How to improve Loki Performance

Hello Loki Team!

I would like some help tweaking the performance of our Loki setup. I’ve read blog posts about blazing speeds but can’t seem to achieve this. The read path is what I am trying to optimize.

The current setup is Loki 2.0 in microservices mode deployed to AWS using S3 and DynamoDB for chunks/index. We are using memberlist for the Ring. ElasticCache Redis has been added as the cache.

We are running 2 query frontends, 3 distributors, 3 ingesters, 6 queriers and 1 table manager containers. These all run in ECS Fargate which maybe part of the problem. chunk_retain_period is very low because Fargate does not have persistent storage. My thought is the queriers have to pull everything from S3, but that would be the case for any query greater than your chunk_retain_period. The above mentioned blog post is run over a 1 hour period, perhaps these chunks had not been flushed?
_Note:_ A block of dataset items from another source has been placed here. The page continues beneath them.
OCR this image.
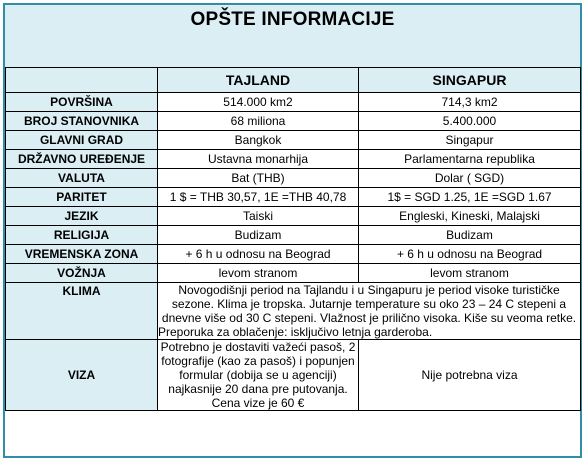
OPŠTE INFORMACIJE
	TAJLAND	SINGAPUR
POVRŠINA	514.000 km2	714,3 km2
BROJ STANOVNIKA	68 miliona	5.400.000
GLAVNI GRAD	Bangkok	Singapur
DRŽAVNO UREĐENJE	Ustavna monarhija	Parlamentarna republika
VALUTA	Bat (THB)	Dolar ( SGD)
PARITET	1 $ = THB 30,57, 1E =THB 40,78	1$ = SGD 1.25, 1E =SGD 1.67
JEZIK	Taiski	Engleski, Kineski, Malajski
RELIGIJA	Budizam	Budizam
VREMENSKA ZONA	+ 6 h u odnosu na Beograd	+ 6 h u odnosu na Beograd
VOŽNJA	levom stranom	levom stranom
KLIMA	Novogodišnji period na Tajlandu i u Singapuru je period visoke turističke sezone. Klima je tropska. Jutarnje temperature su oko 23 – 24 C stepeni a dnevne više od 30 C stepeni. Vlažnost je prilično visoka. Kiše su veoma retke. Preporuka za oblačenje: isključivo letnja garderoba.	
VIZA	Potrebno je dostaviti važeći pasoš, 2 fotografije (kao za pasoš) i popunjen formular (dobija se u agenciji) najkasnije 20 dana pre putovanja. Cena vize je 60 €	Nije potrebna viza
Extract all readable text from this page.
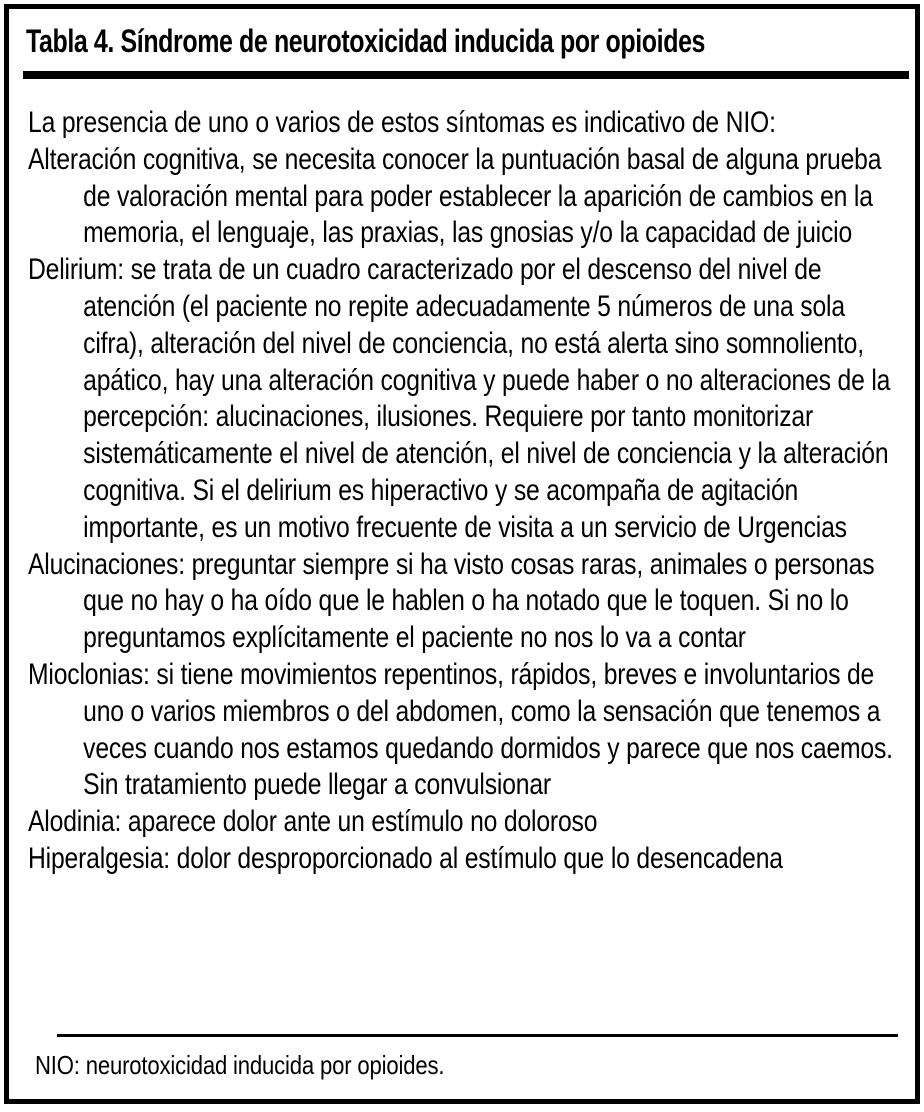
Tabla 4. Síndrome de neurotoxicidad inducida por opioides
La presencia de uno o varios de estos síntomas es indicativo de NIO:
Alteración cognitiva, se necesita conocer la puntuación basal de alguna prueba de valoración mental para poder establecer la aparición de cambios en la memoria, el lenguaje, las praxias, las gnosias y/o la capacidad de juicio
Delirium: se trata de un cuadro caracterizado por el descenso del nivel de atención (el paciente no repite adecuadamente 5 números de una sola cifra), alteración del nivel de conciencia, no está alerta sino somnoliento, apático, hay una alteración cognitiva y puede haber o no alteraciones de la percepción: alucinaciones, ilusiones. Requiere por tanto monitorizar sistemáticamente el nivel de atención, el nivel de conciencia y la alteración cognitiva. Si el delirium es hiperactivo y se acompaña de agitación importante, es un motivo frecuente de visita a un servicio de Urgencias
Alucinaciones: preguntar siempre si ha visto cosas raras, animales o personas que no hay o ha oído que le hablen o ha notado que le toquen. Si no lo preguntamos explícitamente el paciente no nos lo va a contar
Mioclonias: si tiene movimientos repentinos, rápidos, breves e involuntarios de uno o varios miembros o del abdomen, como la sensación que tenemos a veces cuando nos estamos quedando dormidos y parece que nos caemos. Sin tratamiento puede llegar a convulsionar
Alodinia: aparece dolor ante un estímulo no doloroso
Hiperalgesia: dolor desproporcionado al estímulo que lo desencadena
NIO: neurotoxicidad inducida por opioides.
Served from ingester on persistent storage rather than from S3?

Anyway, please see my benchmarks below, and config further down.
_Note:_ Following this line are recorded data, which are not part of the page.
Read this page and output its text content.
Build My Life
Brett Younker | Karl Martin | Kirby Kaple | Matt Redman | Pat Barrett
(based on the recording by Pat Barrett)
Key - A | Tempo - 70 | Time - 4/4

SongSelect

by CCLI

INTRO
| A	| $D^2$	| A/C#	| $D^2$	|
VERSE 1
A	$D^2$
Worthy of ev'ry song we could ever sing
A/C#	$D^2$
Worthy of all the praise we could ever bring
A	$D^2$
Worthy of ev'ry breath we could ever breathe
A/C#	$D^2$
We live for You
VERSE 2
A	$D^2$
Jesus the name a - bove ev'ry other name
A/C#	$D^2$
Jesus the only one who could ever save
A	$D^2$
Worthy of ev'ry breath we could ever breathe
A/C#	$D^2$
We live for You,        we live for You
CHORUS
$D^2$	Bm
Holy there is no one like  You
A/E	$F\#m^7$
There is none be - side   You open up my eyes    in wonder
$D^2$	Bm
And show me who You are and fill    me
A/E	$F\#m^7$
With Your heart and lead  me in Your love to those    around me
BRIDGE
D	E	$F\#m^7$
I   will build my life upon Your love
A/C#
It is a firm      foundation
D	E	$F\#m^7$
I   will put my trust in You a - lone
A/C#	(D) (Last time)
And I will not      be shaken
Some benchmarking… (only queriers were scaled out)

6 Queriers over 48h of logs just straight up timed out.

12 Queriers…
time ./logcli query '{Environment=“production”,Application=“test-app”,Deployment=“production”,Service=“test-service”,LogGroup=“test-service-logs”} |~ “(?i)pppppppppppp” ’ --since=48h --stats

Ingester.TotalReached 12
Ingester.TotalChunksMatched 72
Ingester.TotalBatches 0
Ingester.TotalLinesSent 0
Ingester.HeadChunkBytes 923 kB
Ingester.HeadChunkLines 755
Ingester.DecompressedBytes 85 MB
Ingester.DecompressedLines 63807
Ingester.CompressedBytes 14 MB
Ingester.TotalDuplicates 0
Store.TotalChunksRef 8144
Store.TotalChunksDownloaded 8144
Store.ChunksDownloadTime 8m38.330467263s
Store.HeadChunkBytes 0 B
Store.HeadChunkLines 0
Store.DecompressedBytes 59 GB
Store.DecompressedLines 44850257
Store.CompressedBytes 9.6 GB
Store.TotalDuplicates 0
Summary.BytesProcessedPerSecond 375 MB
Summary.LinesProcessedPerSecond 285792
Summary.TotalBytesProcessed 59 GB
Summary.TotalLinesProcessed 44914819
Summary.ExecTime 2m37.158656521s

real 2m37.267s
user 0m0.119s
sys 0m0.016s

24 Queriers…
Ingester.TotalReached 12
Ingester.TotalChunksMatched 56
Ingester.TotalBatches 0
Ingester.TotalLinesSent 0
Ingester.HeadChunkBytes 1.0 MB
Ingester.HeadChunkLines 841
Ingester.DecompressedBytes 84 MB
Ingester.DecompressedLines 63012
Ingester.CompressedBytes 14 MB
Ingester.TotalDuplicates 0
Store.TotalChunksRef 8122
Store.TotalChunksDownloaded 8122
Store.ChunksDownloadTime 5m31.764491701s
Store.HeadChunkBytes 0 B
Store.HeadChunkLines 0
Store.DecompressedBytes 59 GB
Store.DecompressedLines 44704040
Store.CompressedBytes 9.6 GB
Store.TotalDuplicates 0
Summary.BytesProcessedPerSecond 500 MB
Summary.LinesProcessedPerSecond 380884
Summary.TotalBytesProcessed 59 GB
Summary.TotalLinesProcessed 44767893
Summary.ExecTime 1m57.536630781s

real 1m57.730s
user 0m0.104s
sys 0m0.009s

There are some gains here, but I am still not seeing the performance showcased in the blog. I have the /metrics endpoint being ingested if you would like to see something specific.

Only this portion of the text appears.